К началу следующего рабочего дня она наймет дворецкого.

Жизнь становится все глупее

Дот считает, что о человеке можно многое сказать по тому, как он обращается со своими окнами.

— Не покупай драпировки, пока не прочитаешь это, — говорит она, спешно подзывая меня в свой кабинет.

Поскольку я не собираюсь покупать драпировки, а она не держит ничего, что бы я могла прочитать, я охотно соглашаюсь.

— Ладно. — Я убираю стопку журналов со стула на пол и сажусь.

Дот улыбается.

— Это идея для новой колонки «Лучшая обстановка». Каждый месяц мы будем выбирать новый предмет обстановки и обсуждать с двумя-тремя знаменитостями их предпочтения. Начинаем с декорирования окна. Зачем бежевое кружево? Ситец или хлопок? Нужны ли жалюзи? Вот в таком духе. — Она передает мне папку. — Я записала идеи. А тут телефон Перки Коллинс.

Я не знаю никаких Перки.

— Кто это, Перки Коллинс?

— Это потрясающая ведущая «Рая с Перки», популярного шоу на канале «Дом и сад», — говорит она, будто Перки Коллинс известна всем.
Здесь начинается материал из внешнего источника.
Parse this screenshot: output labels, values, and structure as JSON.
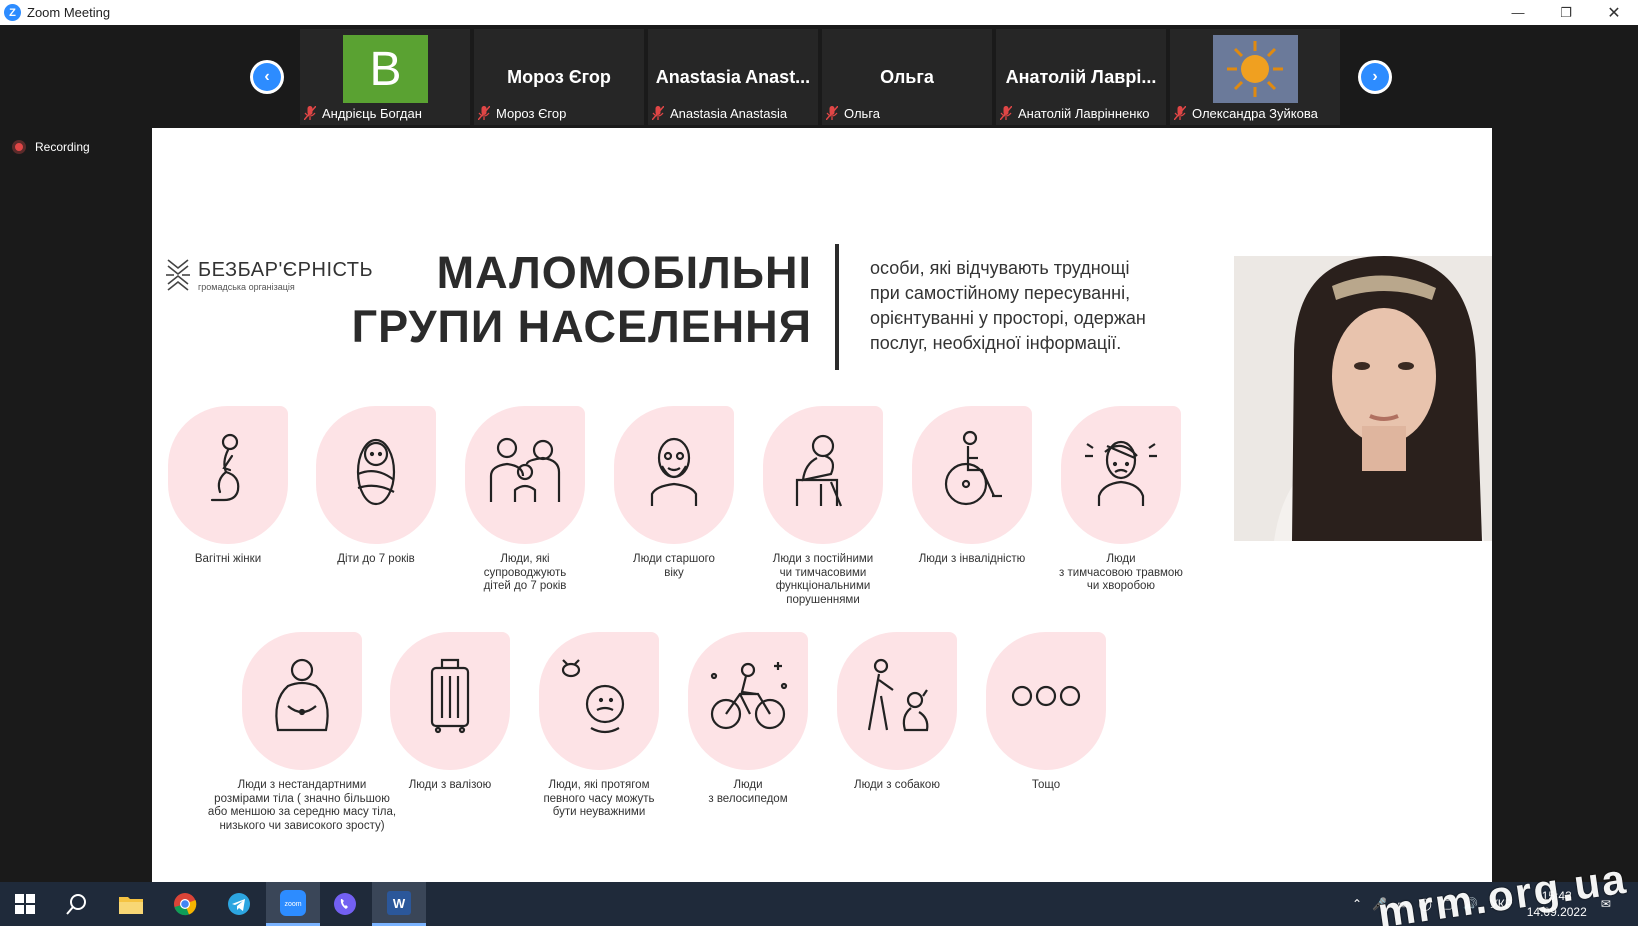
{
  "window": {
    "title": "Zoom Meeting"
  },
  "participants": [
    {
      "display": "B",
      "label": "Андрієць Богдан",
      "avatar_color": "#5aa232"
    },
    {
      "display": "Мороз Єгор",
      "label": "Мороз Єгор"
    },
    {
      "display": "Anastasia  Anast...",
      "label": "Anastasia Anastasia"
    },
    {
      "display": "Ольга",
      "label": "Ольга"
    },
    {
      "display": "Анатолій  Лаврі...",
      "label": "Анатолій Лаврінненко"
    },
    {
      "display": "",
      "label": "Олександра Зуйкова"
    }
  ],
  "recording": {
    "label": "Recording"
  },
  "slide": {
    "brand": {
      "name": "БЕЗБАР'ЄРНІСТЬ",
      "sub": "громадська організація"
    },
    "headline": [
      "МАЛОМОБІЛЬНІ",
      "ГРУПИ НАСЕЛЕННЯ"
    ],
    "description": [
      "особи, які відчувають труднощі",
      "при самостійному пересуванні,",
      "орієнтуванні у просторі, одержан",
      "послуг, необхідної інформації."
    ],
    "row1": [
      {
        "icon": "pregnant-icon",
        "caption": [
          "Вагітні жінки"
        ]
      },
      {
        "icon": "baby-icon",
        "caption": [
          "Діти до 7 років"
        ]
      },
      {
        "icon": "family-icon",
        "caption": [
          "Люди, які",
          "супроводжують",
          "дітей до 7 років"
        ]
      },
      {
        "icon": "elderly-icon",
        "caption": [
          "Люди старшого",
          "віку"
        ]
      },
      {
        "icon": "walker-icon",
        "caption": [
          "Люди з постійними",
          "чи тимчасовими",
          "функціональними",
          "порушеннями"
        ]
      },
      {
        "icon": "wheelchair-icon",
        "caption": [
          "Люди з інвалідністю"
        ]
      },
      {
        "icon": "injury-icon",
        "caption": [
          "Люди",
          "з тимчасовою травмою",
          "чи хворобою"
        ]
      }
    ],
    "row2": [
      {
        "icon": "body-size-icon",
        "caption": [
          "Люди з нестандартними",
          "розмірами тіла ( значно більшою",
          "або меншою за середню масу тіла,",
          "низького чи зависокого зросту)"
        ]
      },
      {
        "icon": "suitcase-icon",
        "caption": [
          "Люди з валізою"
        ]
      },
      {
        "icon": "distracted-icon",
        "caption": [
          "Люди, які протягом",
          "певного часу можуть",
          "бути неуважними"
        ]
      },
      {
        "icon": "bicycle-icon",
        "caption": [
          "Люди",
          "з велосипедом"
        ]
      },
      {
        "icon": "dog-icon",
        "caption": [
          "Люди з собакою"
        ]
      },
      {
        "icon": "more-icon",
        "caption": [
          "Тощо"
        ]
      }
    ]
  },
  "taskbar": {
    "lang": "УКР",
    "time": "15:43",
    "date": "14.09.2022"
  },
  "watermark": "mrm.org.ua",
  "colors": {
    "accent": "#2d8cff",
    "tile": "#fde3e6",
    "record": "#e04646"
  }
}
На самом деле у популярных шоу на канале «Дом и сад» рейтинг обычно 0,3. Это значит, что их смотрят человек двадцать. — Она декоратор с хорошей репутацией, и ей принадлежат важные работы по поводу цвета. «Что красный цвет говорит о тебе».

На ее столе звонит телефон, и наша встреча заканчивается. Я жестом обозначаю, что ухожу, но она этого не видит, потому что как раз в этот момент поворачивается к окну. Я тихо закрываю за собой дверь и возвращаюсь в свою ячейку.

Эллисон нет на месте, так что вокруг необычная тишина, и я гляжу на телефон, пытаясь силой воли заставить его зазвонить и отвлечь меня. После пяти минут транса признаю, что абсолютно лишена магических сил, и открываю папку Дот. Я не хочу читать про новую колонку, потому что уже знаю, какая она будет. Все наши ежемесячные колонки одинаковые. «Девичий разговор», «Стильно», «Пижамная вечеринка» — выбираешь знаменитость и задаешь ей дурацкие вопросы. Если бы вы были на необитаемом острове, без какого средства ухода за собой вы бы умерли? Какой модельер лучше всего воплощает ваше чувство стиля? Увлажнитель или лак для ногтей: что важнее для вашего благополучия? Закончите предложение: я чувствовала бы себя голой без…

Большинство этих интервью делаются на расстоянии — через представителя, по телефону, — но мы всегда подаем это так, будто сидим на веранде с Шоном Коннери, глядя, как дельфины играют в море. Мы продаем близость, и эксклюзивность, и убеждение, что без нас этого не достичь.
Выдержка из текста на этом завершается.